Tujuannya jelas, memberdayakan UMKM, menyerap tenaga kerja lokal, dan menciptakan rantai nilai ekonomi inklusif.
Di NTT, program ini diharapkan dapat menyentuh sektor-sektor krusial seperti pertanian, perikanan, peternakan, dan pariwisata. Misalnya, di Kabupaten Sumba Timur yang memiliki potensi besar dalam produksi jagung dan sorgum, koperasi bisa menjadi wadah penguatan modal dan pemasaran.
Di Flores dan Alor, sektor perikanan yang masih tradisional membutuhkan dukungan teknologi dan manajemen modern. Sementara di Labuan Bajo, koperasi bisa menjadi penggerak ekonomi masyarakat di tengah geliat pariwisata yang kerap didominasi investor besar.
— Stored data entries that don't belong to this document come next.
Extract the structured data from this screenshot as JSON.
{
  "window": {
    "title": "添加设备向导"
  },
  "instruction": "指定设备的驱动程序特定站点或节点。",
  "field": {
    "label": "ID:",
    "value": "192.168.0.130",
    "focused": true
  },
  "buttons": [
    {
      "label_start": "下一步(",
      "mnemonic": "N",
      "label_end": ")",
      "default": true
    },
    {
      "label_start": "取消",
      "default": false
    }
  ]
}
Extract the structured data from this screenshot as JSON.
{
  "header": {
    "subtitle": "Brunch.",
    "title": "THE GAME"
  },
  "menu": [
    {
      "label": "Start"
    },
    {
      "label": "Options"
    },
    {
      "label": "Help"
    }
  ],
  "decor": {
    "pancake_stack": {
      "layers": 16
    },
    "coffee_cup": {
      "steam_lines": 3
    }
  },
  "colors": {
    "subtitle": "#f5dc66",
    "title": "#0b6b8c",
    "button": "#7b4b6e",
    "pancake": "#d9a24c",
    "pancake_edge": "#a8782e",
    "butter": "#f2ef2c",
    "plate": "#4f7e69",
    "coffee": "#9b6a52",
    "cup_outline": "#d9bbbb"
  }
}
Namun, pertanyaan kritisnya adalah apakah model koperasi yang “diimpor” dari pusat ini sesuai dengan realitas lokal NTT?
Potensi Ekonomi NTT: Antara Kekayaan Alam dan Ironi Kemiskinan
NTT adalah wilayah paradoks. Di satu sisi, provinsi ini memiliki kekayaan alam melimpah.
Dari lahan pertanian yang subur di Manggarai, tambak garam di Rote Ndao, hingga wisata bahari kelas dunia di Komodo, potensi ekonomi NTT sebenarnya sangat menjanjikan.
Namun, akses terbatas terhadap teknologi, infrastruktur yang buruk, dan minimnya kapasitas SDM menyebabkan sumber daya ini belum mampu diolah secara optimal.
Di sinilah Koperasi Merah Putih bisa berperan sebagai katalisator. Dengan pendekatan kolektif, koperasi dapat membantu petani dan nelayan mengakses pasar yang lebih luas, mendapatkan harga jual yang adil, serta mengurangi ketergantungan pada tengkulak.
Contoh sukses seperti Koperasi Tani Mbay di Kabupaten Nagekeo yang berhasil meningkatkan produksi kopi organik menunjukkan bahwa model koperasi bisa bekerja jika dikelola secara profesional dan transparan.
Tantangan yang Tak Boleh Diabaikan
Meski potensinya besar, penerapan Koperasi Merah Putih di NTT tidak bisa lepas dari sejumlah tantangan berat:
Pertama, Infrastruktur yang Memprihatinkan. Jalan rusak, listrik yang belum merata, dan akses internet terbatas menjadi penghambat utama distribusi barang dan layanan koperasi.
Misalnya, petani di pedalaman Sumba kesulitan mengangkut hasil panen ke pasar karena jalur transportasi yang buruk. Tanpa perbaikan infrastruktur, koperasi hanya akan menjadi “menara gading” yang tidak menyentuh akar rumput.
Kedua, Mentalitas dan Budaya. Masyarakat NTT, terutama di daerah pedesaan, masih kuat memegang sistem ekonomi subsisten dan pola pikir tradisional.
Koperasi membutuhkan budaya kolektivitas dan kepercayaan terhadap sistem manajemen modern, yang mungkin bertentangan dengan adat setempat.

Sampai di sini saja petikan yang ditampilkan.